Whenever you find yourself in a new city, it can be very helpful to get an overview on a bus tour or with a local guide. Unlike many other major world cities, there was no clear system for easy public access to a typical tour of this type. We booked the tour through Air BNB before our departure from the US, which was also great because we could pay in advance and save the all important cash while in the country. We arrived in a neighborhood early and selected among quality bikes. Brian was a bit bored with the 4-5 hour tour and was happy to escape with the guide toward the end and race down hills with technical turns. Candace was more interested in a leisurely tour and stayed with the group. We were able to see the University of Havana, a small art district Callejon de Hamel (described previously), Plaza de la Revolucion, some local parks, and get a general idea of the layout of the city and some places where we wanted to return later. While it was a great exposure to the city on our first full day in Havana, we would have chosen a slightly shorter tour if we returned for this particular excursion.
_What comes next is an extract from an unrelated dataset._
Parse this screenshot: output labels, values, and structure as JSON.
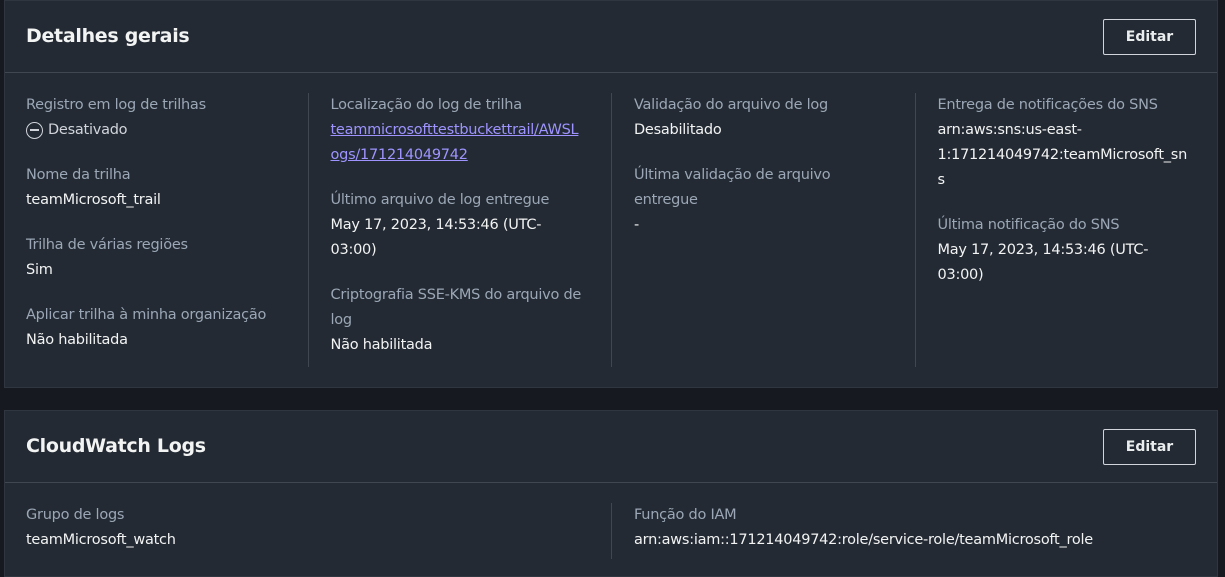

9. Walk and dine down Calle Obispo or O’Reilly!
The colors, the people, the vitality of Havana is intense down Obispo or O’Reilly streets. There are several ways to get there, but it is anchored by El Floridita, the famous bar (which is overrun by tourists like no other place we saw), and the second location of the National Art Museum. So, you can take a taxi to these spots and just start walking. The tourists shops are tucked in among local stores and markets which makes the experience unique to other shopping districts in major cities as locals are completely around you everywhere you go. This a great place for people watching, a good meal, some live music, and Internet!
While we love to unplug during travel, it is helpful to check on the family after a few days and confirm your bookings for various excursions. We found a cafe with free Internet, a terrace, and a great lunch offering. It was the perfect reprieve from the heat, and we were glad for the opportunity to have a mojito and message the family back home. There were several of these cafes but they aren’t necessarily widely advertised, so just ask around and read the signage. Another key thing to look for is shade! Just on the other side of the street, people looked miserable on the balcony with the sun glaring down on them, but we were quite comfortable in the shade.
10. Meet the locals!
When in Havana, the people will absolutely be a highlight of your trip. Everywhere we went, the locals were incredibly kind and welcoming. Our tour guides were all studying or teaching at the university as biologists or engineers. In fact, just about everyone we met in the tourism industry was a doctor, lawyer, or chemist and had multiple advanced degrees. They told us that it was a quite hard to make money in Havana, and this was their way to get ahead. Most worked 7 days per week. One of our guides described his goal of getting hot water in his house. This made it very important to tip. Cash is a great way to give these hard-working people your gratitude for sharing their beautiful city. While you won’t meet very many people in the streets who speak English, any guide will have excellent skills. Candace’s Spanish speaking skills were very helpful in navigating the city, negotiating cab fare, and understanding prices and directions, but we had no issues communicating with everyone in the tourism industry. Some were eager to question American politics and better understand the American mentality toward Cuban, but most were just happy to share their country and their hearts with us. Everyone went above and beyond to make sure we felt comfortable, knew where to go, and left wanting to come back. We are so eager to return with our boys one day soon!